Condenações pela Lei Maria da Penha aumentam mais de 600% na Bahia entre 2020 e 2025

Dados do Tribunal de Justiça da Bahia apontam que o número de condenações com base na lei aumentou em sete vezes neste período

Foto: Tânia Rêgo/Agência Brasil

 

O número de condenações em primeiro grau no âmbito da Lei Maria da Penha aumentou 648,5% nos últimos cinco anos na Bahia. Dados fornecidos pelo Tribunal de Justiça da Bahia (TJ-BA) à TV Bahia apontam que o número de condenados era de 771 em 2020 e subiu para 5.77 em 2025. O aumento pode indicar um melhor funcionamento das leis de proteção à mulher, mas, ao mesmo tempo, ressalta a recorrência deste tipo de crime.
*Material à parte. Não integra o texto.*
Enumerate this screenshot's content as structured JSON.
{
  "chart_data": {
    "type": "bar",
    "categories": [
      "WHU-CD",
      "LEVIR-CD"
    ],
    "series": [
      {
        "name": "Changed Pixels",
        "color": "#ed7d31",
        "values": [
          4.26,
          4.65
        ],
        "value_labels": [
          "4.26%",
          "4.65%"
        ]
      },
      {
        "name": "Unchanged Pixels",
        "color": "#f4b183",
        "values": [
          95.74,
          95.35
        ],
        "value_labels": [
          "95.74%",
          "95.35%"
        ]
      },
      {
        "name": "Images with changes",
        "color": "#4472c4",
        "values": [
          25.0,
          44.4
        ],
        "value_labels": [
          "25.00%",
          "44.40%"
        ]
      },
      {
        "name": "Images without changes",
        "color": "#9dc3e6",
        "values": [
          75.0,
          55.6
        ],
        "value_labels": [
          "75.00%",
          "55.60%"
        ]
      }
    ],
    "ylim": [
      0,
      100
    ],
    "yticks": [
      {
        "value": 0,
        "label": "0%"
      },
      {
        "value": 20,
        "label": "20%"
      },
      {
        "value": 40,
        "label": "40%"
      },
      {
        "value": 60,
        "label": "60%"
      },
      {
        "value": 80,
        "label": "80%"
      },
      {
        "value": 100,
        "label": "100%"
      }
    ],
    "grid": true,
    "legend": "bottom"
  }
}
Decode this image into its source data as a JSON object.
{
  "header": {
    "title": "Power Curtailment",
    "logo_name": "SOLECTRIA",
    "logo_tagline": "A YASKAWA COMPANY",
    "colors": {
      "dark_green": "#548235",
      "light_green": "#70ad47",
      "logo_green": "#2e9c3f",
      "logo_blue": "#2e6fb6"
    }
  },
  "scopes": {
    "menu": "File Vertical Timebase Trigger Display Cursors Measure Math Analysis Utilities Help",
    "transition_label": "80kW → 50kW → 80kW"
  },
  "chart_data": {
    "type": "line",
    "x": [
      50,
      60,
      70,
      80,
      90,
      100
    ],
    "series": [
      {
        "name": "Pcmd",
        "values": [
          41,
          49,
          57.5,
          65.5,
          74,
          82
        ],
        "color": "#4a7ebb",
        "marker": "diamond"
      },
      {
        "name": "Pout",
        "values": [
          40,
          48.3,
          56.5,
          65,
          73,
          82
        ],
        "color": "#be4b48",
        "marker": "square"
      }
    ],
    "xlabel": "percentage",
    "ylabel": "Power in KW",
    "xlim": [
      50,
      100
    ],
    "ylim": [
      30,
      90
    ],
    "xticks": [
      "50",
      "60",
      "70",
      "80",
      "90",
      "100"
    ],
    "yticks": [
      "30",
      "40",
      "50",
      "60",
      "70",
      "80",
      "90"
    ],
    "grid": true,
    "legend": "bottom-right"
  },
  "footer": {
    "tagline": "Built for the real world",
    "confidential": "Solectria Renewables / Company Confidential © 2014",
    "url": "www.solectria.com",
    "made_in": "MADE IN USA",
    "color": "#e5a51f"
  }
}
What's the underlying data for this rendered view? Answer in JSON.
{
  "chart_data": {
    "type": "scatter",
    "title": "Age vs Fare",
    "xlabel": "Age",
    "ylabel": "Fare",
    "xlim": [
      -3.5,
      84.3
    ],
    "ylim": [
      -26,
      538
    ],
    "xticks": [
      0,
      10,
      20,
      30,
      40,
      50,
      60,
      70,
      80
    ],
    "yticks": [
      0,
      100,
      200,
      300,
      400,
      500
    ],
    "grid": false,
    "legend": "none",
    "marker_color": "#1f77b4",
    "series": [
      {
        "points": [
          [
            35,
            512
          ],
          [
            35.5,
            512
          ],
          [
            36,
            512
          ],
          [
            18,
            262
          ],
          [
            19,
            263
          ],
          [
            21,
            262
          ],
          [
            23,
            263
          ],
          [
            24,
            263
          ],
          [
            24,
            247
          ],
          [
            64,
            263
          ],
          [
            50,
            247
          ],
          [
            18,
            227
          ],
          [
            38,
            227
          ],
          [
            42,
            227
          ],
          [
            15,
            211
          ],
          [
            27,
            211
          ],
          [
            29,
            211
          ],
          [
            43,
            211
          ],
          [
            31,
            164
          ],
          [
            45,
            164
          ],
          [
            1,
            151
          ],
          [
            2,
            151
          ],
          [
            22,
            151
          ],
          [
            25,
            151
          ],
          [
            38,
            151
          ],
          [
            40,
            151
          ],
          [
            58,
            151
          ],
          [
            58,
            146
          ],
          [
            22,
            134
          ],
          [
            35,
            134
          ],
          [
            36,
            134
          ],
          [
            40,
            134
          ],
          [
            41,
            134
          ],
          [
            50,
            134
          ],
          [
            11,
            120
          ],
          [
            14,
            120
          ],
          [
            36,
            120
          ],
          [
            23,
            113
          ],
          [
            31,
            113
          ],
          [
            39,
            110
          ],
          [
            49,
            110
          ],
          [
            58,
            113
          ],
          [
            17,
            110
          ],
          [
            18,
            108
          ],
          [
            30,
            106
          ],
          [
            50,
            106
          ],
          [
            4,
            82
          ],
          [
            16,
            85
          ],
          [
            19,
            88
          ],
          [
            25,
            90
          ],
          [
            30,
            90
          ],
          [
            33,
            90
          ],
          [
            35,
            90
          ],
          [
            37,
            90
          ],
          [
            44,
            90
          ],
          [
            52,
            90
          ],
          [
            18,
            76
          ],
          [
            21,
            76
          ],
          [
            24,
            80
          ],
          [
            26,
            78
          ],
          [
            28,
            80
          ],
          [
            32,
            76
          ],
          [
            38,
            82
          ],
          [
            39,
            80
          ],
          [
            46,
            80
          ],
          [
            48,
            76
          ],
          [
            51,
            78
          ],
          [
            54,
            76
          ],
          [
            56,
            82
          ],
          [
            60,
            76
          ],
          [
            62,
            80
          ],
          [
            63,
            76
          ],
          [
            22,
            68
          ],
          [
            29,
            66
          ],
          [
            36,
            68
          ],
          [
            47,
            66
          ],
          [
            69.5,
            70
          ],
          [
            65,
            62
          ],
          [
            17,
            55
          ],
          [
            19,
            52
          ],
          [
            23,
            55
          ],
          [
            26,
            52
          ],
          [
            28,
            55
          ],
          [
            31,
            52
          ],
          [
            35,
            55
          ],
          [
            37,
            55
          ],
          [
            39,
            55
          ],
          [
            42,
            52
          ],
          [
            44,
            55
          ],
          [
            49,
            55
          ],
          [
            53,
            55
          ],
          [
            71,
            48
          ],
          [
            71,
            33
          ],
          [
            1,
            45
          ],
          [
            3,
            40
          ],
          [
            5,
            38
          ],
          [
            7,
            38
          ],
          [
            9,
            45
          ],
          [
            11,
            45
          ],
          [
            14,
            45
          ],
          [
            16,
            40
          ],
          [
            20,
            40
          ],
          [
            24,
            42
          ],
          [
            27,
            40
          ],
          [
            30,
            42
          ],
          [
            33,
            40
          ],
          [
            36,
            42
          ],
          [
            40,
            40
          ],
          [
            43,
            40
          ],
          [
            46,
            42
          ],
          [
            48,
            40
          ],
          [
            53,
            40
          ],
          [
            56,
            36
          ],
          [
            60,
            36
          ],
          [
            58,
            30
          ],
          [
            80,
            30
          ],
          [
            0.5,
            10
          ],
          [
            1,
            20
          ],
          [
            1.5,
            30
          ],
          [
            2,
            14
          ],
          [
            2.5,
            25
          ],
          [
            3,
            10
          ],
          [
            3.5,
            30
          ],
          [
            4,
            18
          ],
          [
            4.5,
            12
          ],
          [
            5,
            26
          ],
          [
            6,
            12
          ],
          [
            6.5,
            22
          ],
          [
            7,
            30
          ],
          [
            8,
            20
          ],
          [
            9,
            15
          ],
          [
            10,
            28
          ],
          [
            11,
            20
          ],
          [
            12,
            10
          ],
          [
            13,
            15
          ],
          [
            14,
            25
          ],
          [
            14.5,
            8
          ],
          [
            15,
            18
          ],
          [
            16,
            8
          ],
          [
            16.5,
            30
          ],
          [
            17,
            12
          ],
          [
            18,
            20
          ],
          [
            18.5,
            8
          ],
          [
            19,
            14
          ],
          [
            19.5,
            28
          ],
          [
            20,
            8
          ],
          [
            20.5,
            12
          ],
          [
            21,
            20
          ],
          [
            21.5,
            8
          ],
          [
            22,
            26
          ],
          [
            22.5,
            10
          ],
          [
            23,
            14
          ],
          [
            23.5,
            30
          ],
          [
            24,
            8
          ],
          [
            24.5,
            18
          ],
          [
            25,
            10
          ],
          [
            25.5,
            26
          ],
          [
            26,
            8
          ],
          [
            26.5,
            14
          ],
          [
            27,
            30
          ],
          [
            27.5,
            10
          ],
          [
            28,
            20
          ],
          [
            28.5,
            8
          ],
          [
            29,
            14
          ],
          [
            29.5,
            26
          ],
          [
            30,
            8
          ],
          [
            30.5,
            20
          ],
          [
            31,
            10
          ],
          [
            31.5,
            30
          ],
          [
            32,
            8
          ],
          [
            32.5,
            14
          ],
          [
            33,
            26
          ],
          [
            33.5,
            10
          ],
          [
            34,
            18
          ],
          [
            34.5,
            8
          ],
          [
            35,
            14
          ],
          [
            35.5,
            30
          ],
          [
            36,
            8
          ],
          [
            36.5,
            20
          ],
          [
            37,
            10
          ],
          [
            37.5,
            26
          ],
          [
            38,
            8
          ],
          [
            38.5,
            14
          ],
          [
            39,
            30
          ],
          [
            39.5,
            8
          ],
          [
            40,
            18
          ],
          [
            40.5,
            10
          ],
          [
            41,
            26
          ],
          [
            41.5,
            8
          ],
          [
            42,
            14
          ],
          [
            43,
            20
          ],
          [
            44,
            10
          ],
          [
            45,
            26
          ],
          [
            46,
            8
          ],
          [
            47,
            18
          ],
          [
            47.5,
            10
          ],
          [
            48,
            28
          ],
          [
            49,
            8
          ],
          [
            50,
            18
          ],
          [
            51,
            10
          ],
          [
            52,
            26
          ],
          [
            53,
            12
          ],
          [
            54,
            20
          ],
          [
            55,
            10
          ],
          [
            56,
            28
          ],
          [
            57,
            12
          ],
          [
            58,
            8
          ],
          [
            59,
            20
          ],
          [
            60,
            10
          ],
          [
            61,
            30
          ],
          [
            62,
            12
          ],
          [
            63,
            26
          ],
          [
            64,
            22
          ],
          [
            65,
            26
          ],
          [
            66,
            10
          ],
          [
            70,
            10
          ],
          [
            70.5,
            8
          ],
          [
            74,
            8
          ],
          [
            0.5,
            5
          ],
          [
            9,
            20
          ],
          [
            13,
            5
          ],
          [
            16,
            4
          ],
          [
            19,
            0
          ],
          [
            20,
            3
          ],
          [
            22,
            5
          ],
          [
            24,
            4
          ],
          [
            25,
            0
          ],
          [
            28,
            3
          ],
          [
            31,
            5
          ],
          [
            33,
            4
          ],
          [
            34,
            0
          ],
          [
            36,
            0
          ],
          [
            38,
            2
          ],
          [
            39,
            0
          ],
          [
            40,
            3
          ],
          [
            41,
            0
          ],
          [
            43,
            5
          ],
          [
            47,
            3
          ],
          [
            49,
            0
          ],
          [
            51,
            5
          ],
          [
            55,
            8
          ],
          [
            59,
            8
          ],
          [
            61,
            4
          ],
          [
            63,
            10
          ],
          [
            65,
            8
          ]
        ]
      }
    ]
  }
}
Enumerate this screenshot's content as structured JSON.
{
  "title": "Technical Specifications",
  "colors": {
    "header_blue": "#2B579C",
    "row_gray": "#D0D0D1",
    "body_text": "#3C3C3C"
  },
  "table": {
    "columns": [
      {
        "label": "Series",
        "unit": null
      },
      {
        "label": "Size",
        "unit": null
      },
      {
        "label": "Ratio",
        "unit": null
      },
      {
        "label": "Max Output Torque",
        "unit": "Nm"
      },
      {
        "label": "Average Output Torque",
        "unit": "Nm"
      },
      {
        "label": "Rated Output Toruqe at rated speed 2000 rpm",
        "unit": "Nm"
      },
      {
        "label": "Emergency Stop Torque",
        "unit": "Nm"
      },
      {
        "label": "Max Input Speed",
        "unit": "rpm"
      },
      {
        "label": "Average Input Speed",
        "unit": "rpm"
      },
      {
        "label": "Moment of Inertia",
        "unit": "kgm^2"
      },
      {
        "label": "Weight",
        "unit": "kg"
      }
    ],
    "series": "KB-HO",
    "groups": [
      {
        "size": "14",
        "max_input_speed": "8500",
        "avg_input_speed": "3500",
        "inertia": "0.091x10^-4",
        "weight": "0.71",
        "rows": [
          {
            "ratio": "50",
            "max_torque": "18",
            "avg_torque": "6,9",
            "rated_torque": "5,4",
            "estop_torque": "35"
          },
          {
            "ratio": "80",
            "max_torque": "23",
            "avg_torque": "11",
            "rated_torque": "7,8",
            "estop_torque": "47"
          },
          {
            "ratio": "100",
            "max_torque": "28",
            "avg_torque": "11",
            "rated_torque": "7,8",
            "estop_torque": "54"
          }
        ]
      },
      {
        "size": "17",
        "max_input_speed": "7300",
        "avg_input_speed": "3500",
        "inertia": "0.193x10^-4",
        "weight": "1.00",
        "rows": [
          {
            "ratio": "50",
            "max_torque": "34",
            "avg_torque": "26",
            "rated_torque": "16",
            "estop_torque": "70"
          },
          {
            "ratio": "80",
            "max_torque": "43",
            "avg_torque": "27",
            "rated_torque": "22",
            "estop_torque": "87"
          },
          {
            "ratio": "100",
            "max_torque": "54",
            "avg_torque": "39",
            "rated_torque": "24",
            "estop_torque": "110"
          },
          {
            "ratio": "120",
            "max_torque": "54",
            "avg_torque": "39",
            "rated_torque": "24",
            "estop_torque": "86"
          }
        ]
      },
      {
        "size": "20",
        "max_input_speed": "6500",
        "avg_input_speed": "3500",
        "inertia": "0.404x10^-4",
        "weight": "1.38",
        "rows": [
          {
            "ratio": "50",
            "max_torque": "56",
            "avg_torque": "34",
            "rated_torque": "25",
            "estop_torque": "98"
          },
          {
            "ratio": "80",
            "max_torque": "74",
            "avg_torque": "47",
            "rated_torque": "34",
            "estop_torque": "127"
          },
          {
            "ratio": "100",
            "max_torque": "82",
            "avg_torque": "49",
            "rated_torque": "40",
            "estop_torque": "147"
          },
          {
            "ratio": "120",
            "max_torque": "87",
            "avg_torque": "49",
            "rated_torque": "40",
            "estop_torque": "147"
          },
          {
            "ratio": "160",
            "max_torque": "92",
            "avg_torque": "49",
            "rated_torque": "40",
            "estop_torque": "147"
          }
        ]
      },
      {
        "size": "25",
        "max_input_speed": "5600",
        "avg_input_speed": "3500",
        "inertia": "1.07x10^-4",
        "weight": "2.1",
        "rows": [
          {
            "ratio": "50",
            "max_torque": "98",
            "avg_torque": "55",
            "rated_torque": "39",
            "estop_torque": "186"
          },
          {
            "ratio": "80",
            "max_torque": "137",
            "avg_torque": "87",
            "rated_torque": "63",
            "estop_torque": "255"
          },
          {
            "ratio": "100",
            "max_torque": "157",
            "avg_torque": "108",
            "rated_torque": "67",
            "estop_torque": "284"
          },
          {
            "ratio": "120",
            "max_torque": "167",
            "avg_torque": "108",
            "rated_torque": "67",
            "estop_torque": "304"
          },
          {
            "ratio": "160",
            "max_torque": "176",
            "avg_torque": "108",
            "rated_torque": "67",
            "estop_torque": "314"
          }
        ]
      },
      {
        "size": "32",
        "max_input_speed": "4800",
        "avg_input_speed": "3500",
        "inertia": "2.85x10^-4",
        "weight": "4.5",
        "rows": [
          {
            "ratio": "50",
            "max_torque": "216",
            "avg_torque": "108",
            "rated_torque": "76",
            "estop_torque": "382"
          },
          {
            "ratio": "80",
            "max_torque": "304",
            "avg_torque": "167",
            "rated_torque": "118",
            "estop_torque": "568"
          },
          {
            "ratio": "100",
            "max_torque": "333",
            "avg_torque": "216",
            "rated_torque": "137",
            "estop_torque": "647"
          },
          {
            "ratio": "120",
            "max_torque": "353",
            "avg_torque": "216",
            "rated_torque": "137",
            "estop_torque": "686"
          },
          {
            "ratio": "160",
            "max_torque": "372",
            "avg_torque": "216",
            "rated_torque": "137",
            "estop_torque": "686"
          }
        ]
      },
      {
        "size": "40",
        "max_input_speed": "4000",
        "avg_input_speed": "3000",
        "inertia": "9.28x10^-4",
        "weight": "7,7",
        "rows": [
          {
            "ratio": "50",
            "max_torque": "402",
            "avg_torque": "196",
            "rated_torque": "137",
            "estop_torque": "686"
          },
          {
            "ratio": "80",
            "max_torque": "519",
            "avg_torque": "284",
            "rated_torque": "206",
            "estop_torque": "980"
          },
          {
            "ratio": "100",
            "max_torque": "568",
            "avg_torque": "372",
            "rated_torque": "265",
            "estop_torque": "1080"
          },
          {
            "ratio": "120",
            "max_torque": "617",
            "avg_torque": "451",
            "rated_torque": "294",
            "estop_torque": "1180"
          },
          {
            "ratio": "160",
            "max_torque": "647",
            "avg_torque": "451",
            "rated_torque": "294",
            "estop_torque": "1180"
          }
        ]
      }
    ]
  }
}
A desembargadora do TJ-BA, Nágila Maria Sales Brito, admitiu que ainda há dificuldades para efetivar leis de proteção às mulheres no estado, especialmente em cidades do interior. 

“No interior, nós temos uma dificuldade que é o acompanhamento pela rede de proteção. Porque, provavelmente, não tem uma Ronda Maria da Penha, não tem, mesmo que pequena, uma Casa da Mulher Brasileira com todas as instituições juntas e que faça com que ela volte a viver. Por que, depois de uma violência doméstica, [a mulher] passa por um período difícil”, disse.

O secretário de Segurança Pública da Bahia, Marcelo Werner, afirma que o estado ganhou novas unidades especializadas e que ações de prevenção e combate a este tipo de crime têm sido reforçadas. 

“Criamos aí 18 Neams [Núcleo Especializado de Atendimento à Mulher] e Deams [Delegacias Especializadas em Atendimento à Mulher] novas no estado para poder trazer esse serviço de acolhimento e atendimento diferenciado, criamos o Batalhão Maria da Penha que hoje desempenha um papel fundamental no estado”, aponta.

A prefeitura da cidade de Juazeiro, no norte da Bahia, sancionou uma lei que proíbe a nomeação de pessoas condenadas pela Lei Maria da Penha e crimes de feminicídio para cargos públicos. A Lei º 3.314/2026 foi assinada no dia 23 de março e abrange nomeações para cargos em comissão de livre nomeação e exoneração e funções de confiança. 

Uma lei similar está em vigor na Bahia desde 2018. A Lei Complementar nº 44, de 14 de maio de 2018, estabelece que condenados pelos crimes de feminicídio ou de violência doméstica e familiar contra a mulher estarão impedidos de serem contratados no serviço público da Bahia até oito anos após o cumprimento da pena.